Writing without a net

One of the few things I am exceptionally disciplined about is writing.  Unlike pretty much everything else, I get up and write when I'm sick, when I'm depressed, when I'm so busy with other things my head might explode.  I drabble on the train, I journal in coffeeshops, I slip quotes and soundbytes in between rehearsal reports and line notes. 

The kicker, of course, is that writing really is the last thing I do purely for the joy of it.  I don't write to make money.  I don't receive monetary compensation of any kind for the vast majority of the work I do. 

Like this place, a lot of it is journalling.  Mental check-ins.  Some of it is focused on organizing and crystallizing my purpose for the day, week, month, what-have-you.  And... A lot of it is fanfiction. 

Judge away.  I'll wait. 

Unfortunately for you, dear readers few and far-between, the stuff I write is good.  It's... GOOD.  I write fanfiction to lay the smackdown on other stories, to proverbially 'show them how it's done'.  Well... That's not WHY I write them.  I write them because I have crushes on Ben Linus and MacGyver and the only satisfaction I can get is to weave my own little proxy into their universe.  But it's no secret that writing is the one skill I possess that has been honed and shaped by years of gradual practice.  Somehow, impatient, perfectionist Megan (Raven?) allowed a hobby to survive that was, in the beginning, just as rough and awful and blatantly self-insertient and sensationalist as everyone else, and slowly weeded out the awful bits and polished in a sense of style. 
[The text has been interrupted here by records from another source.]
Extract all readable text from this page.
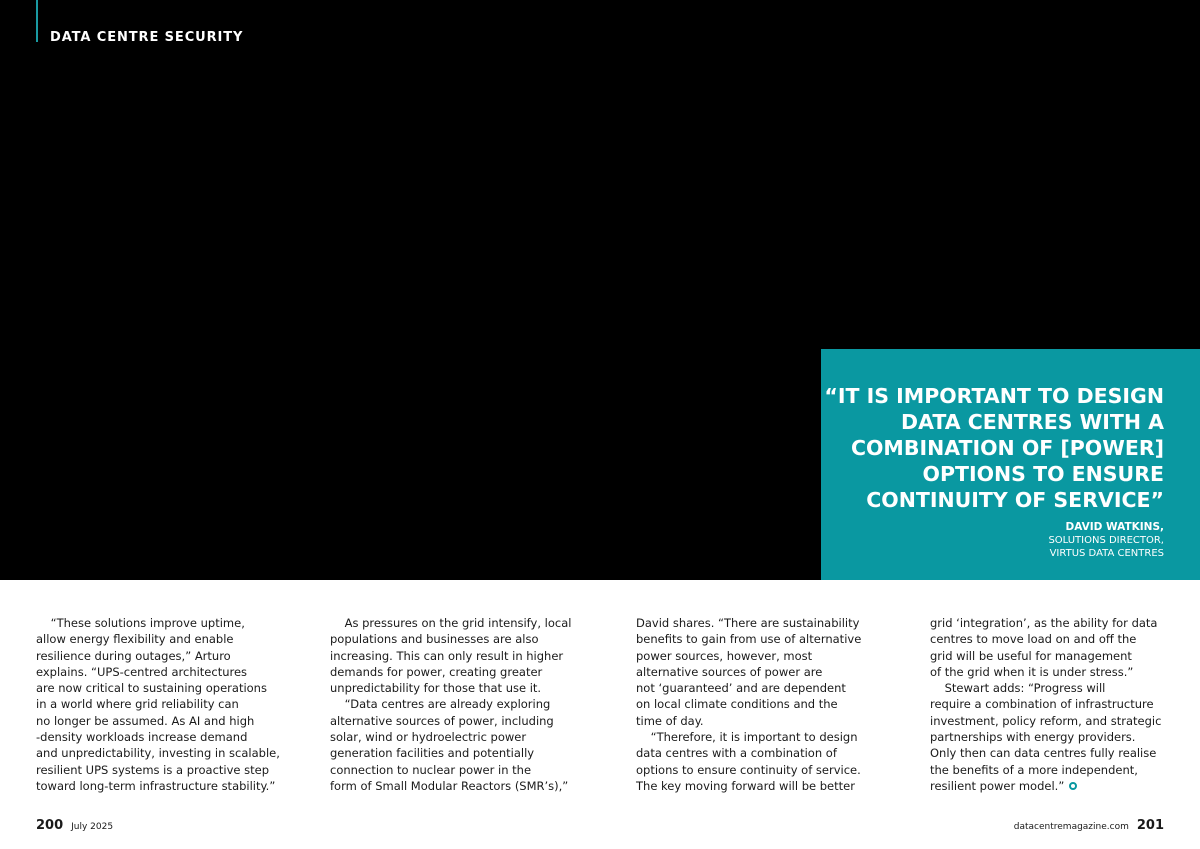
DATA CENTRE SECURITY
“IT IS IMPORTANT TO DESIGN
DATA CENTRES WITH A
COMBINATION OF [POWER]
OPTIONS TO ENSURE
CONTINUITY OF SERVICE”
DAVID WATKINS,
SOLUTIONS DIRECTOR,
VIRTUS DATA CENTRES
“These solutions improve uptime,
allow energy flexibility and enable
resilience during outages,” Arturo
explains. “UPS-centred architectures
are now critical to sustaining operations
in a world where grid reliability can
no longer be assumed. As AI and high
-density workloads increase demand
and unpredictability, investing in scalable,
resilient UPS systems is a proactive step
toward long-term infrastructure stability.”
As pressures on the grid intensify, local
populations and businesses are also
increasing. This can only result in higher
demands for power, creating greater
unpredictability for those that use it.
“Data centres are already exploring
alternative sources of power, including
solar, wind or hydroelectric power
generation facilities and potentially
connection to nuclear power in the
form of Small Modular Reactors (SMR’s),”
David shares. “There are sustainability
benefits to gain from use of alternative
power sources, however, most
alternative sources of power are
not ‘guaranteed’ and are dependent
on local climate conditions and the
time of day.
“Therefore, it is important to design
data centres with a combination of
options to ensure continuity of service.
The key moving forward will be better
grid ‘integration’, as the ability for data
centres to move load on and off the
grid will be useful for management
of the grid when it is under stress.”
Stewart adds: “Progress will
require a combination of infrastructure
investment, policy reform, and strategic
partnerships with energy providers.
Only then can data centres fully realise
the benefits of a more independent,
resilient power model.”
200 July 2025	datacentremagazine.com 201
One of the things I plan on doing with this little blog is making regular updates that involve segments of my fanfiction.  Barf, I know.  If you're not a fan of MacGyver, or LOST, or Person of Interest, or Star Trek... too bad.  Feel free to skip 'em.  But they'll probably be a weekly thing, aggregated under "writing without a net"

So get used to it.  First up will be the oldest story I dare share with a public audience.  Between Two Fires.  The first story I ever began writing, put down, walked away for literally years, came back, picked up, dusted off, and realized I could still work with. That's what you get to look forward to.